As you can see, this study certainly doesn’t sway my anti-ankle brace philosophy!
I still feel very strongly that ankle braces and tape:
· Are unnecessary for the vast majority of players. The only exception being if they are prescribed by a medical professional to help rehabilitate a previous injury.
· Weaken the feet and ankles, make them less mobile, and limit a player’s functional range of motion.
· Can lead to knee issues and injuries. If the ankle can’t flex and absorb the impact from a plant & cut or from a jump, then all of the impact gets absorbed in the next closest joint – the knee.

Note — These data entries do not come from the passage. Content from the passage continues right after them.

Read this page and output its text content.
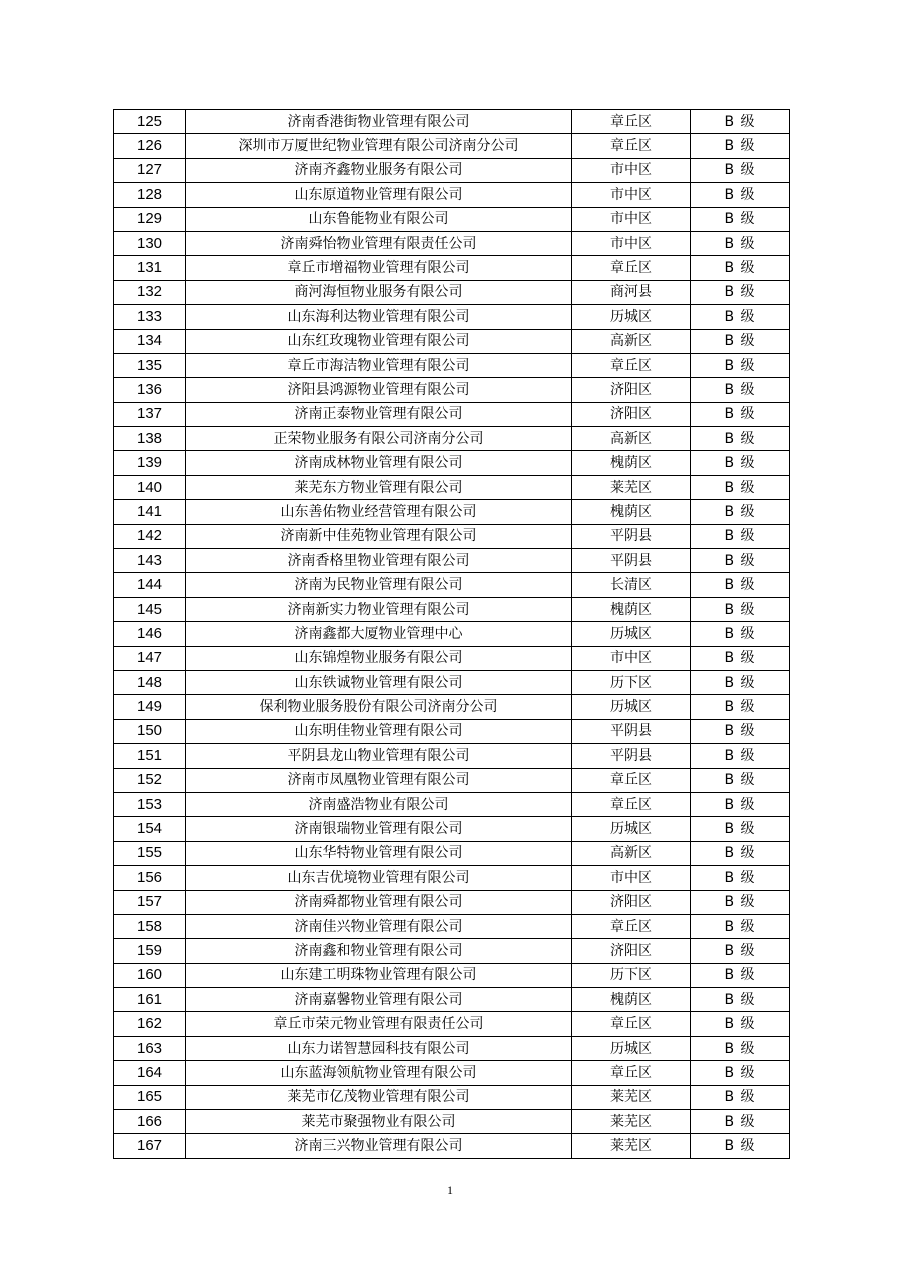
125	济南香港街物业管理有限公司	章丘区	B 级
126	深圳市万厦世纪物业管理有限公司济南分公司	章丘区	B 级
127	济南齐鑫物业服务有限公司	市中区	B 级
128	山东原道物业管理有限公司	市中区	B 级
129	山东鲁能物业有限公司	市中区	B 级
130	济南舜怡物业管理有限责任公司	市中区	B 级
131	章丘市增福物业管理有限公司	章丘区	B 级
132	商河海恒物业服务有限公司	商河县	B 级
133	山东海利达物业管理有限公司	历城区	B 级
134	山东红玫瑰物业管理有限公司	高新区	B 级
135	章丘市海洁物业管理有限公司	章丘区	B 级
136	济阳县鸿源物业管理有限公司	济阳区	B 级
137	济南正泰物业管理有限公司	济阳区	B 级
138	正荣物业服务有限公司济南分公司	高新区	B 级
139	济南成林物业管理有限公司	槐荫区	B 级
140	莱芜东方物业管理有限公司	莱芜区	B 级
141	山东善佑物业经营管理有限公司	槐荫区	B 级
142	济南新中佳苑物业管理有限公司	平阴县	B 级
143	济南香格里物业管理有限公司	平阴县	B 级
144	济南为民物业管理有限公司	长清区	B 级
145	济南新实力物业管理有限公司	槐荫区	B 级
146	济南鑫都大厦物业管理中心	历城区	B 级
147	山东锦煌物业服务有限公司	市中区	B 级
148	山东铁诚物业管理有限公司	历下区	B 级
149	保利物业服务股份有限公司济南分公司	历城区	B 级
150	山东明佳物业管理有限公司	平阴县	B 级
151	平阴县龙山物业管理有限公司	平阴县	B 级
152	济南市凤凰物业管理有限公司	章丘区	B 级
153	济南盛浩物业有限公司	章丘区	B 级
154	济南银瑞物业管理有限公司	历城区	B 级
155	山东华特物业管理有限公司	高新区	B 级
156	山东吉优境物业管理有限公司	市中区	B 级
157	济南舜都物业管理有限公司	济阳区	B 级
158	济南佳兴物业管理有限公司	章丘区	B 级
159	济南鑫和物业管理有限公司	济阳区	B 级
160	山东建工明珠物业管理有限公司	历下区	B 级
161	济南嘉馨物业管理有限公司	槐荫区	B 级
162	章丘市荣元物业管理有限责任公司	章丘区	B 级
163	山东力诺智慧园科技有限公司	历城区	B 级
164	山东蓝海领航物业管理有限公司	章丘区	B 级
165	莱芜市亿茂物业管理有限公司	莱芜区	B 级
166	莱芜市聚强物业有限公司	莱芜区	B 级
167	济南三兴物业管理有限公司	莱芜区	B 级
1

· Reduce a player’s ability to run and jump as high and as fast as they can.
I know some of you have a smirk on your face and are thinking, “But Derrick Rose wears ankles braces.”

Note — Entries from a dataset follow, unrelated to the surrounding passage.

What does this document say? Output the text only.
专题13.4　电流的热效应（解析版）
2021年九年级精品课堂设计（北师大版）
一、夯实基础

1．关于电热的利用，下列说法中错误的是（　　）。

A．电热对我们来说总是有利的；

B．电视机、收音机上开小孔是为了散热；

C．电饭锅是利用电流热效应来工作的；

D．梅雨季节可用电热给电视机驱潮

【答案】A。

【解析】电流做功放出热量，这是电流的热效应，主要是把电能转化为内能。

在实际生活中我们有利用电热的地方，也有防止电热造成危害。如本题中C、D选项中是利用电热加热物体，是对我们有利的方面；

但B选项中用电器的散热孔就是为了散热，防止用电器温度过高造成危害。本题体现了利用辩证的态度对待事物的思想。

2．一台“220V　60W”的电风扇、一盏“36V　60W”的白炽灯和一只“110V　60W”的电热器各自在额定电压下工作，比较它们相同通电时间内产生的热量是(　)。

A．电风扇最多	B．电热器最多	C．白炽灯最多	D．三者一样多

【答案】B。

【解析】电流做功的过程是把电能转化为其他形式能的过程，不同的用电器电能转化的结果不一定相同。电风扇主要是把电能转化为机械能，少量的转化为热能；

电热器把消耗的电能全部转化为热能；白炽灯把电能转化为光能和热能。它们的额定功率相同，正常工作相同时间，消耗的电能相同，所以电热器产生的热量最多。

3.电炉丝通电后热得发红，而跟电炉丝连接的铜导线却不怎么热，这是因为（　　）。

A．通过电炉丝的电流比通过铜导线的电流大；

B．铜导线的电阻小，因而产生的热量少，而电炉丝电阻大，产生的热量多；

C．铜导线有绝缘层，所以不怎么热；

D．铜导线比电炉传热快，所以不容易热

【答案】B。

Yes, I am aware that Derrick Rose, one of the most explosive players in the game, wears ankle braces. However…
1) To the best of my knowledge, D-Rose hasn’t had any fewer ankle injuries than Steve Nash – a player who doesn’t wear ankle braces (and wears low top basketball shoes!). And Nash’s career has been 3 times longer.
2) As hard as it is to believe, there is a chance D-Rose could be slightly more explosive and agile if he didn’t wear them! Imagine that?!
3) D-Rose is the exception, not the rule. He is borderline super-human. If you are reading this, trust me, with all due respect… you are not D-Rose! (please read the PSS)
Here are 4 additional resources to develop foot and ankle strength/mobility:
Ankles & Feet (Blog): http://blog.strongerteam.com/post/2010/05/17/NEW-Ankles-Feet.aspx
Ankle Training for Basketball (Video): http://youtu.be/p8g7UeSw95A
Ankle & Foot Injury Prevention Program (PDF): http://shop.strongerteam.com/p-38-ankle-and-foot-injury-prevention-program-for-basketball.aspx
Barefoot in Boston by Arthur Horne (Book): http://tinyurl.com/BarefootTrainingBook
I would love to know your thoughts, whether you agree with me or not, on ankle braces as well as this study. Please feel free to post on Twitter (make sure you tag @AlanStein so I don’t miss it) or on our Stronger Team Facebook page (www.Facebook.com/StrongerTeam). Or of course, email me, at Alan@StrongerTeam.com. I am particular interested in the professional opinions of doctors, physical therapists, or athletic trainers.
Keep your ankles and feet strong, mobile and healthy this pre-season!
PS: I know it's been a while since I've posted a new video. I'm getting footage of several DeMatha pre-season workouts and will post ASAP!
PSS: If you are reading this and you are D-Rose… ankles braces or not… I am a big fan!